Interestingly, a “finding of fact” that arose from this dereliction of duty called a Decision was:

“The communication cost per AMI meter was about $0.15 per month, compared to a meter read cost of about $0.90 per conventional meter.” 

God only knows how that was derived. No analysis is given in the Decision.

But if the numbers given for meter reading are true – which is doubtful – what those numbers say is that reading an analog meter is six times the cost of reading a “smart” meter. 15 2007 cents is worth 17 cents today. Times 6 is $1.02. It is not the $5 the ACC thinks is a fair price for reading an analog meter today.
[pages 12 & 13]

           Nor is it the $21 that APS requested.

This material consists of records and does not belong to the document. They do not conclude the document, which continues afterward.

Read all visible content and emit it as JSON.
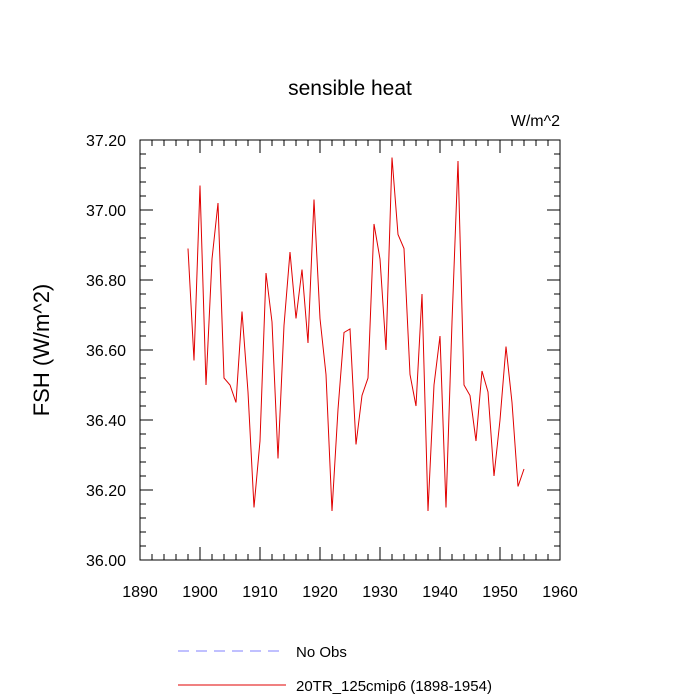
{
  "chart_data": {
    "type": "line",
    "title": "sensible heat",
    "units": "W/m^2",
    "ylabel": "FSH  (W/m^2)",
    "xlabel": "",
    "xlim": [
      1890,
      1960
    ],
    "ylim": [
      36.0,
      37.2
    ],
    "xticks": [
      1890,
      1900,
      1910,
      1920,
      1930,
      1940,
      1950,
      1960
    ],
    "yticks": [
      36.0,
      36.2,
      36.4,
      36.6,
      36.8,
      37.0,
      37.2
    ],
    "ytick_labels": [
      "36.00",
      "36.20",
      "36.40",
      "36.60",
      "36.80",
      "37.00",
      "37.20"
    ],
    "grid": false,
    "legend_position": "bottom",
    "series": [
      {
        "name": "20TR_125cmip6 (1898-1954)",
        "color": "#e00000",
        "style": "solid",
        "x": [
          1898,
          1899,
          1900,
          1901,
          1902,
          1903,
          1904,
          1905,
          1906,
          1907,
          1908,
          1909,
          1910,
          1911,
          1912,
          1913,
          1914,
          1915,
          1916,
          1917,
          1918,
          1919,
          1920,
          1921,
          1922,
          1923,
          1924,
          1925,
          1926,
          1927,
          1928,
          1929,
          1930,
          1931,
          1932,
          1933,
          1934,
          1935,
          1936,
          1937,
          1938,
          1939,
          1940,
          1941,
          1942,
          1943,
          1944,
          1945,
          1946,
          1947,
          1948,
          1949,
          1950,
          1951,
          1952,
          1953,
          1954
        ],
        "y": [
          36.89,
          36.57,
          37.07,
          36.5,
          36.86,
          37.02,
          36.52,
          36.5,
          36.45,
          36.71,
          36.48,
          36.15,
          36.34,
          36.82,
          36.68,
          36.29,
          36.67,
          36.88,
          36.69,
          36.83,
          36.62,
          37.03,
          36.69,
          36.53,
          36.14,
          36.43,
          36.65,
          36.66,
          36.33,
          36.47,
          36.52,
          36.96,
          36.86,
          36.6,
          37.15,
          36.93,
          36.89,
          36.53,
          36.44,
          36.76,
          36.14,
          36.5,
          36.64,
          36.15,
          36.68,
          37.14,
          36.5,
          36.47,
          36.34,
          36.54,
          36.48,
          36.24,
          36.4,
          36.61,
          36.45,
          36.21,
          36.26
        ]
      },
      {
        "name": "No Obs",
        "color": "#8080ff",
        "style": "dashed",
        "x": [],
        "y": []
      }
    ]
  }
}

           So APS's assertion is false. Interveners have in fact presented “evidence to the contrary.”

            Moving through APS's comments, they just worsen. APS seems incapable of backing up its claims with facts. As I said, APS is given over to fantasy. APS says, 

“The application of Service Schedule 17 to residential rooftop solar customers, although perhaps less straightforward, is itself a relatively narrow issue despite claims by Intervenors to the contrary. There is no reason why this proceeding need last more than 180 days, start to finish.”
[page 4, lines 11 to 14]

            Actually, if APS continues to mislead, ignore issues, make stuff up and etc., there is every reason that any proceeding involving them could take who knows how long. It often takes me pages to thoroughly refute just one APS sentence.

            Notice how APS claimed that the current discrimination in Decision # 74871 is “... a relatively narrow issue despite claims by Intervenors to the contrary.” Yet APS offered nothing to back up that claim. It's just bluster. I wrote pages explaining the issue in my appeal. APS offered one sentence of unsupported denial. No wonder APS thinks it can get a proceeding over with according to its timetable.

            Notice also that APS has not addressed all the other discrimination inherent in Decision # 74871. As I pointed out in several places in my appeal of the Decision, commercial and Time Of Use customers are discriminated against also. Like the ACC, APS seems to be hoping that leaving issues unmentioned will make them go away. 

            To top that off, because others and I continue to bring up the unmentioned issues, as well as new issues that bear on “smart” meter policy such as the scandals here and in California, APS whined that we “endlessly prolong debate on an ever-expanding list of issues.” APS proclaimed “Enough is enough.”

            Enough will be enough when justice is served, no sooner, no later.